NASHVILLE, Tenn. -- If anyone in Hollywood ever decides to make another "Hangover" movie, I think I've got the perfect plot for them: A drunken St. Patrick's Day bachelor party that includes a cameo appearance by Rob Gronkowski dressed as the tallest leprechaun in human history.
That's not even a made up plot, because that's exactly that happened to me over the weekend.
Like most bachelor parties, our Saturday got started bright and early with some day drinking. By the time 4:30 p.m. rolled around, we decided it was time to go to a bar, so we rolled into a place that was about a mile and a half outside of downtown Nashville.
Now, Nashville has some crazy bars, but most of them are on Broadway. For our Saturday afternoon excursion, we didn't want to deal with large crowds yet, so we headed to a bar called Germantown Depot.
After about five minutes at the bar, my brother turns to me and says, "Am I drunk or does that giant leprechaun over there look like Rob Gronkowski?"
Let me just say that if you ever see a 6-foot-6 guy wearing a cut-off hoodie with athletic shorts and a leprechaun costume, there is a 100-percent chance that it's Rob Gronkowski.
Obviously, if you see Gronk dressed as a leprechaun on St. Patrick's Day at your bachelor party, you have to take at least one picture, so I took one picture.
First, the best part of running into Gronk dressed as a leprechaun is all the wishes that come with it.
I've used 64 of them and they were all used on Sunday to make my hangover go away.
Anyway, back to Gronk.
Gronk still hasn't said what he's going to do yet, so obviously, I had to ask. The only problem with that plan was that there was a 30 percent chance I was going to slur at least one word.
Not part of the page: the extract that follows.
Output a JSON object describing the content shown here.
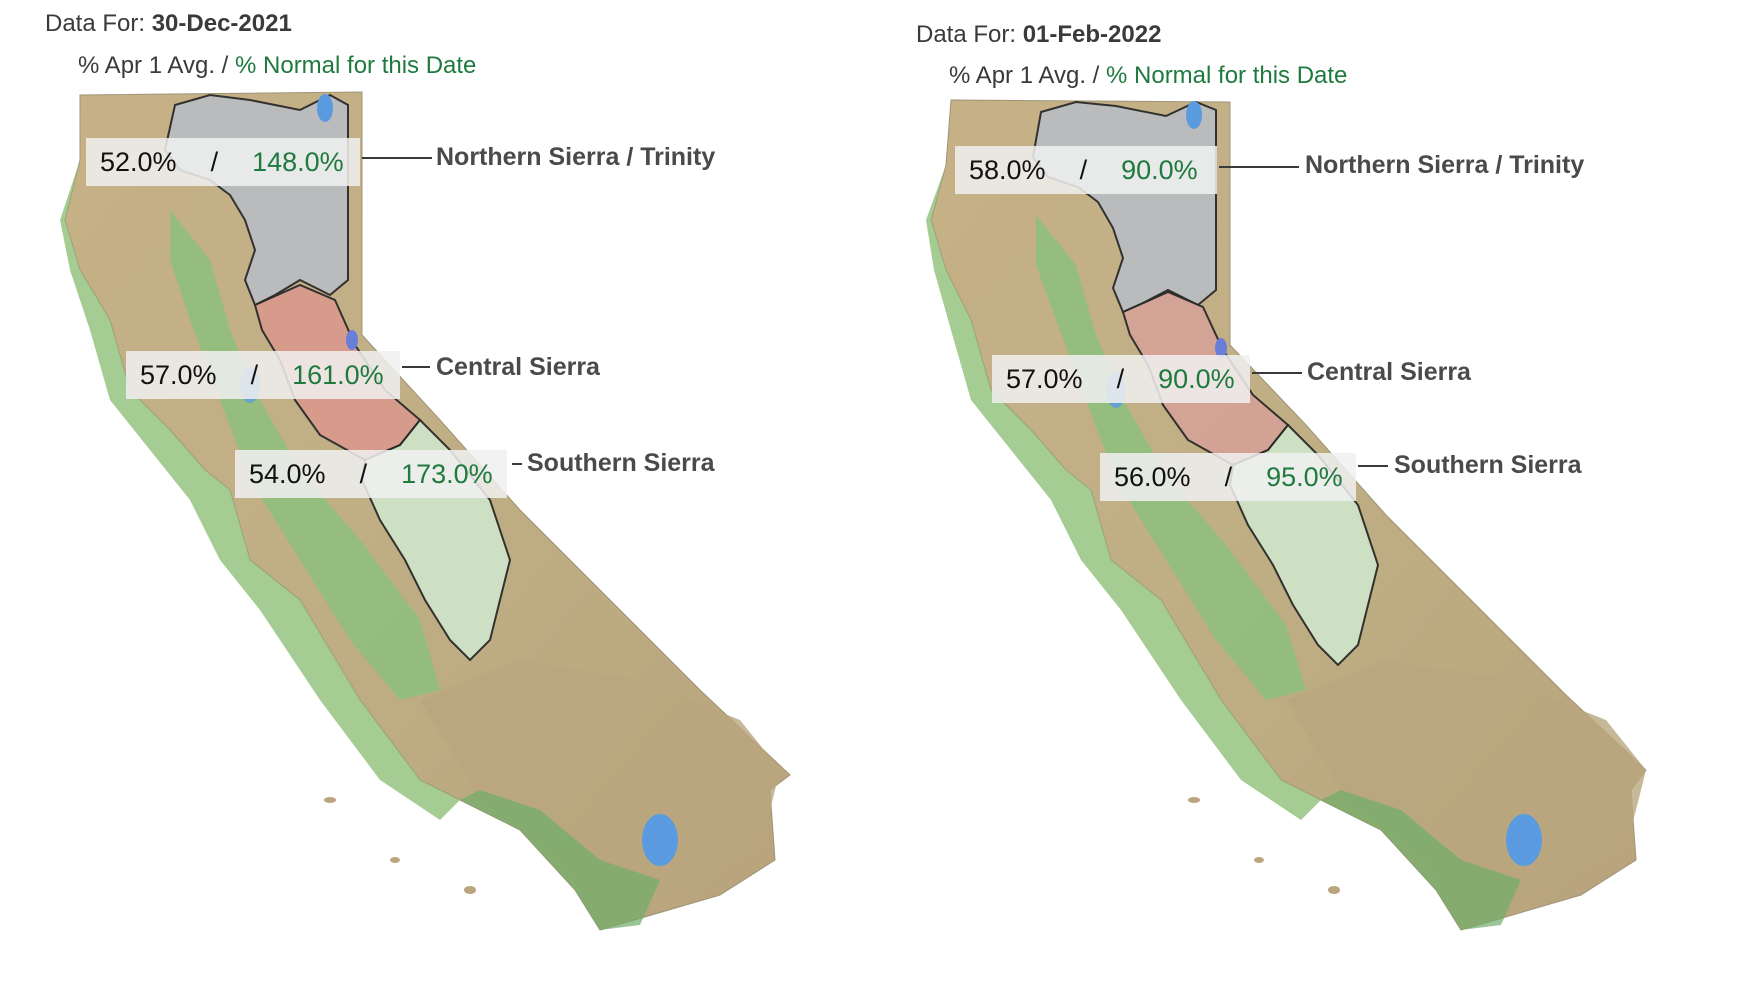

At that point, my dad shows up and says, "You know what, I'll go talk to him," which made sense because my dad was one of two guys in our party of nine who wasn't drinking.
Also, my dad (Jim Breech) spent 14 seasons in the NFL and he'll generally talk to guys if he sees an NFL player around, so that's what he did with Gronk. They talked for about five minutes. At the end of the conversation, my dad mentioned that I was in the media and then asked him an on-the-record question about his retirement plans.
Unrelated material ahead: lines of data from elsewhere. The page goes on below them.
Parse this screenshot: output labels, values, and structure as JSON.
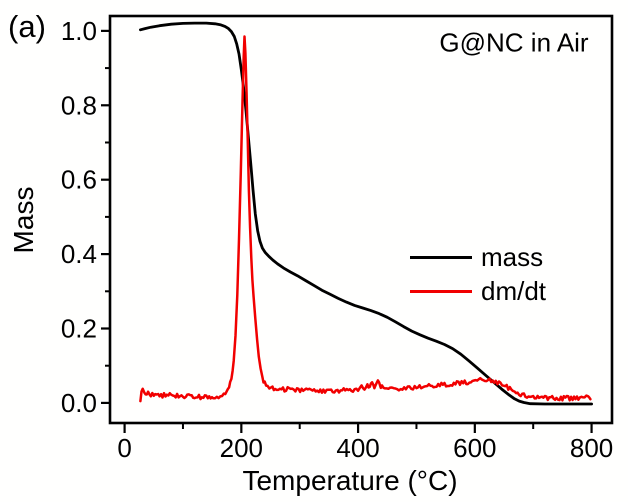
{
  "figure": {
    "panel_label": "(a)",
    "annotation": "G@NC in Air",
    "background": "#ffffff",
    "text_color": "#000000"
  },
  "chart_data": {
    "type": "line",
    "title": "",
    "xlabel": "Temperature (°C)",
    "ylabel": "Mass",
    "xlim": [
      -25,
      835
    ],
    "ylim": [
      -0.054,
      1.04
    ],
    "grid": false,
    "x_ticks": [
      {
        "value": 0,
        "label": "0"
      },
      {
        "value": 200,
        "label": "200"
      },
      {
        "value": 400,
        "label": "400"
      },
      {
        "value": 600,
        "label": "600"
      },
      {
        "value": 800,
        "label": "800"
      }
    ],
    "x_minor_ticks": [
      100,
      300,
      500,
      700
    ],
    "y_ticks": [
      {
        "value": 0.0,
        "label": "0.0"
      },
      {
        "value": 0.2,
        "label": "0.2"
      },
      {
        "value": 0.4,
        "label": "0.4"
      },
      {
        "value": 0.6,
        "label": "0.6"
      },
      {
        "value": 0.8,
        "label": "0.8"
      },
      {
        "value": 1.0,
        "label": "1.0"
      }
    ],
    "y_minor_ticks": [
      0.1,
      0.3,
      0.5,
      0.7,
      0.9
    ],
    "legend": {
      "position": "middle-right",
      "entries": [
        {
          "label": "mass",
          "color": "#000000"
        },
        {
          "label": "dm/dt",
          "color": "#f10000"
        }
      ]
    },
    "series": [
      {
        "name": "mass",
        "color": "#000000",
        "width": 2.8,
        "noise": 0,
        "points": [
          [
            27,
            1.003
          ],
          [
            35,
            1.006
          ],
          [
            45,
            1.01
          ],
          [
            60,
            1.014
          ],
          [
            80,
            1.018
          ],
          [
            100,
            1.02
          ],
          [
            120,
            1.021
          ],
          [
            140,
            1.021
          ],
          [
            155,
            1.019
          ],
          [
            165,
            1.016
          ],
          [
            172,
            1.012
          ],
          [
            178,
            1.006
          ],
          [
            183,
            0.998
          ],
          [
            188,
            0.985
          ],
          [
            192,
            0.965
          ],
          [
            196,
            0.938
          ],
          [
            200,
            0.896
          ],
          [
            204,
            0.845
          ],
          [
            208,
            0.785
          ],
          [
            212,
            0.716
          ],
          [
            216,
            0.645
          ],
          [
            220,
            0.573
          ],
          [
            224,
            0.508
          ],
          [
            228,
            0.462
          ],
          [
            232,
            0.434
          ],
          [
            236,
            0.416
          ],
          [
            241,
            0.404
          ],
          [
            247,
            0.394
          ],
          [
            254,
            0.384
          ],
          [
            262,
            0.374
          ],
          [
            272,
            0.363
          ],
          [
            284,
            0.352
          ],
          [
            296,
            0.342
          ],
          [
            310,
            0.329
          ],
          [
            324,
            0.316
          ],
          [
            338,
            0.303
          ],
          [
            352,
            0.292
          ],
          [
            366,
            0.281
          ],
          [
            380,
            0.271
          ],
          [
            394,
            0.262
          ],
          [
            408,
            0.255
          ],
          [
            422,
            0.248
          ],
          [
            436,
            0.24
          ],
          [
            450,
            0.23
          ],
          [
            464,
            0.218
          ],
          [
            478,
            0.205
          ],
          [
            492,
            0.193
          ],
          [
            506,
            0.183
          ],
          [
            520,
            0.174
          ],
          [
            534,
            0.166
          ],
          [
            548,
            0.157
          ],
          [
            562,
            0.146
          ],
          [
            576,
            0.131
          ],
          [
            590,
            0.113
          ],
          [
            604,
            0.094
          ],
          [
            618,
            0.075
          ],
          [
            632,
            0.056
          ],
          [
            646,
            0.037
          ],
          [
            658,
            0.022
          ],
          [
            668,
            0.011
          ],
          [
            676,
            0.005
          ],
          [
            684,
            0.001
          ],
          [
            695,
            -0.002
          ],
          [
            720,
            -0.003
          ],
          [
            750,
            -0.003
          ],
          [
            780,
            -0.003
          ],
          [
            800,
            -0.003
          ]
        ]
      },
      {
        "name": "dm/dt",
        "color": "#f10000",
        "width": 2.5,
        "noise": 0.006,
        "points": [
          [
            27,
            0.004
          ],
          [
            29,
            0.03
          ],
          [
            31,
            0.036
          ],
          [
            34,
            0.024
          ],
          [
            38,
            0.028
          ],
          [
            45,
            0.022
          ],
          [
            55,
            0.024
          ],
          [
            65,
            0.02
          ],
          [
            75,
            0.022
          ],
          [
            85,
            0.018
          ],
          [
            95,
            0.02
          ],
          [
            105,
            0.016
          ],
          [
            115,
            0.018
          ],
          [
            125,
            0.016
          ],
          [
            135,
            0.015
          ],
          [
            145,
            0.013
          ],
          [
            152,
            0.012
          ],
          [
            158,
            0.013
          ],
          [
            164,
            0.015
          ],
          [
            170,
            0.02
          ],
          [
            175,
            0.028
          ],
          [
            179,
            0.042
          ],
          [
            183,
            0.066
          ],
          [
            187,
            0.11
          ],
          [
            190,
            0.18
          ],
          [
            193,
            0.29
          ],
          [
            196,
            0.44
          ],
          [
            199,
            0.62
          ],
          [
            202,
            0.81
          ],
          [
            204,
            0.93
          ],
          [
            205.5,
            0.985
          ],
          [
            207,
            0.94
          ],
          [
            209,
            0.83
          ],
          [
            211,
            0.7
          ],
          [
            213,
            0.57
          ],
          [
            215,
            0.47
          ],
          [
            217,
            0.39
          ],
          [
            219,
            0.33
          ],
          [
            221,
            0.285
          ],
          [
            224,
            0.225
          ],
          [
            227,
            0.17
          ],
          [
            230,
            0.123
          ],
          [
            233,
            0.09
          ],
          [
            236,
            0.068
          ],
          [
            240,
            0.052
          ],
          [
            245,
            0.044
          ],
          [
            251,
            0.04
          ],
          [
            258,
            0.037
          ],
          [
            266,
            0.039
          ],
          [
            274,
            0.035
          ],
          [
            282,
            0.037
          ],
          [
            290,
            0.033
          ],
          [
            298,
            0.035
          ],
          [
            306,
            0.032
          ],
          [
            314,
            0.034
          ],
          [
            322,
            0.03
          ],
          [
            330,
            0.033
          ],
          [
            338,
            0.03
          ],
          [
            346,
            0.034
          ],
          [
            354,
            0.031
          ],
          [
            362,
            0.034
          ],
          [
            370,
            0.032
          ],
          [
            378,
            0.035
          ],
          [
            386,
            0.033
          ],
          [
            394,
            0.037
          ],
          [
            400,
            0.034
          ],
          [
            406,
            0.042
          ],
          [
            411,
            0.036
          ],
          [
            416,
            0.052
          ],
          [
            420,
            0.038
          ],
          [
            424,
            0.056
          ],
          [
            428,
            0.042
          ],
          [
            432,
            0.05
          ],
          [
            436,
            0.06
          ],
          [
            439,
            0.04
          ],
          [
            441,
            0.046
          ],
          [
            446,
            0.036
          ],
          [
            452,
            0.04
          ],
          [
            458,
            0.036
          ],
          [
            464,
            0.04
          ],
          [
            470,
            0.037
          ],
          [
            476,
            0.041
          ],
          [
            482,
            0.038
          ],
          [
            488,
            0.042
          ],
          [
            494,
            0.04
          ],
          [
            500,
            0.044
          ],
          [
            508,
            0.042
          ],
          [
            516,
            0.046
          ],
          [
            524,
            0.044
          ],
          [
            532,
            0.048
          ],
          [
            540,
            0.047
          ],
          [
            548,
            0.051
          ],
          [
            556,
            0.049
          ],
          [
            564,
            0.053
          ],
          [
            572,
            0.052
          ],
          [
            580,
            0.056
          ],
          [
            588,
            0.054
          ],
          [
            596,
            0.058
          ],
          [
            604,
            0.06
          ],
          [
            612,
            0.063
          ],
          [
            620,
            0.058
          ],
          [
            628,
            0.061
          ],
          [
            636,
            0.057
          ],
          [
            644,
            0.052
          ],
          [
            652,
            0.046
          ],
          [
            660,
            0.038
          ],
          [
            668,
            0.03
          ],
          [
            676,
            0.024
          ],
          [
            684,
            0.02
          ],
          [
            692,
            0.017
          ],
          [
            700,
            0.015
          ],
          [
            710,
            0.013
          ],
          [
            720,
            0.015
          ],
          [
            730,
            0.012
          ],
          [
            740,
            0.014
          ],
          [
            750,
            0.012
          ],
          [
            760,
            0.013
          ],
          [
            770,
            0.012
          ],
          [
            780,
            0.014
          ],
          [
            788,
            0.012
          ],
          [
            794,
            0.022
          ],
          [
            798,
            0.01
          ]
        ]
      }
    ]
  }
}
First, Gronk said he hasn't decided what he's going to do. He then followed that up by giving the most Gronk answer ever: "I might play for the 69ers."
If Vince McMahon is smart, the 69ers will be the first team in the XFL and their first contract offer will go to Gronk and that will all happen in the next 48 hours. As for the rest of the night, Gronk could probably quit football and just become a professional partier because he seemed to be having a blast. He was taking pictures with people, laughing with people and seemed to be having a good time, wherever he went.
Also, he's wearing a cut-off hoodie with athletic shorts. I guess we now know what Belichick does with all of his cut-off hoodies that are too big: He gives them to Gronk.
Gronk was also apparently sharing scoops.
So maybe he's not going to play with the 69ers?
By the way, thanks to everyone who sent a Gronk-related wedding suggestion.
Dude, I hope you asked him to officiate.— Kathy Castro (@kathycastro) March 18, 2018
I am always down for suggestions and I like both of those. Gronk, if you're reading, you're invited to the wedding, and you can officiate, and you can even wear your leprechaun costume, although a bunny costume might make more sense at that point, since the nuptials are going down just after Easter. Feel free to RSVP on Twitter.
Before we go here, I want to give a quick shoutout to Joe, Dan, James, Jim, Brad, Nate, Paul and Jeff, all the guys who attended the bachelor party. I'm guessing the 69ers is going to be a popular team name in our fantasy league next season. I call dibs now.
We hope you had a good time with us! ;)— Germantown Depot (@Germantownbar) March 18, 2018
Congratulations on the soon to be wedding.
Thanks, Germantown Depot!
Finally, it's a good thing that Gronk ran into us and not a bachelorette party because if that had happened, there's a 50 percent chance things would have gotten too racy.